A field is a set of numbers which satisfy some calculation rules. For the field the following rules hold:

1. Addition has the neutral element 0
2. Addition has an inverse (adding the negative part to a number)

Multiplication rules

1. Multiplication has the neutral element 1
2. Multiplication is always invertible (by division)
3. Multiplication is associative

4. And another important fact is that the distributive law holds!

Real fields are fields of real numbers while complex fields consist on complex numbers.

• You may not have answered the question.
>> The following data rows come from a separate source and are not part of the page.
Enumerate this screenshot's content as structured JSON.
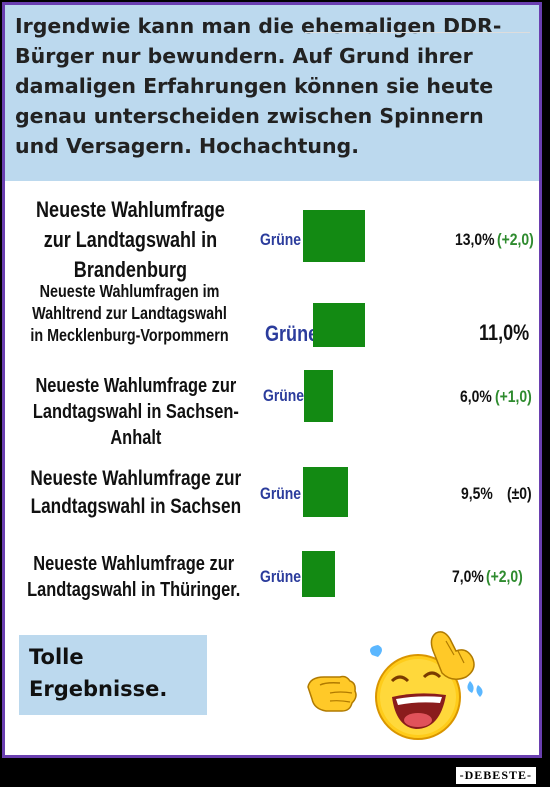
{
  "header": {
    "text": "Irgendwie kann man die ehemaligen DDR-Bürger nur bewundern. Auf Grund ihrer damaligen Erfahrungen können sie heute genau unterscheiden zwischen Spinnern und Versagern. Hochachtung."
  },
  "polls": [
    {
      "label": "Neueste Wahlumfrage zur Landtagswahl in Brandenburg",
      "party": "Grüne",
      "percent": "13,0%",
      "delta": "(+2,0)",
      "value": 13.0
    },
    {
      "label": "Neueste Wahlumfragen im Wahltrend zur Landtagswahl in Mecklenburg-Vorpommern",
      "party": "Grüne",
      "percent": "11,0%",
      "delta": "",
      "value": 11.0
    },
    {
      "label": "Neueste Wahlumfrage zur Landtagswahl in Sachsen-Anhalt",
      "party": "Grüne",
      "percent": "6,0%",
      "delta": "(+1,0)",
      "value": 6.0
    },
    {
      "label": "Neueste Wahlumfrage zur Landtagswahl in Sachsen",
      "party": "Grüne",
      "percent": "9,5%",
      "delta": "(±0)",
      "value": 9.5
    },
    {
      "label": "Neueste Wahlumfrage zur Landtagswahl in Thüringer.",
      "party": "Grüne",
      "percent": "7,0%",
      "delta": "(+2,0)",
      "value": 7.0
    }
  ],
  "footer_box": {
    "line1": "Tolle",
    "line2": "Ergebnisse."
  },
  "emoji": "laughing-crying-pointing-emoji",
  "watermark": "-DEBESTE-",
  "colors": {
    "header_bg": "#bcd9ee",
    "bar": "#138a13",
    "party": "#2b3c9c",
    "delta_green": "#2e8b2e",
    "frame": "#6a3fb0"
  }
}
One could argue to answer it properly you need to show $\not\exists$ an isomorphism $\Bbb R\to\Bbb C$ as fields. – Gregory Grant Aug 29 '15 at 12:13
• So how is the real field different from the complex field – Batwayne Aug 31 '15 at 7:56

In addition to the axioms given by kryomaxim, a field also must satisfy (5).... Addition and multiplication are commutative , and (6).... $0 \ne 1$. If all of the requirements are met except commutative multiplication, it is called a Division Ring With Unit. (The "unit" is 1). There is no real number x that satisfies $x^2+1=0$ but there certainly is a complex number that does. The usual terminology for a field F which is a subset of a field G is that F is a sub-field of G.

(0) x + y ∈ F and x · y ∈ F for any x, y ∈ F (closure under addition and multiplication). (1) x + (y + z) = (x + y) + z and x · (y · z) = (x · y) · z for any x, y, z ∈ F (associativity of addition and multiplication). (2) x + y = y + x and x · y = y · x for any x, y ∈ F (commutativity of addition and multiplication). (3) x + 0 = x and x · 1 = x for all x ∈ F (0 and 1 are called the additive identity and the multiplicative identity, respectively). (4) For any x ∈ F, there is a w ∈ F such that x + w = 0 (existence of negatives). Moreover, if x ̸= 0, then there is also an r ∈ F such that x · r = 1 (existence of reciprocals). We denote w = −x and r = x −1 . 4 (5) x · (y + z) = x · y + x · z for any x, y, z ∈ F (distributivity of addition over multiplication).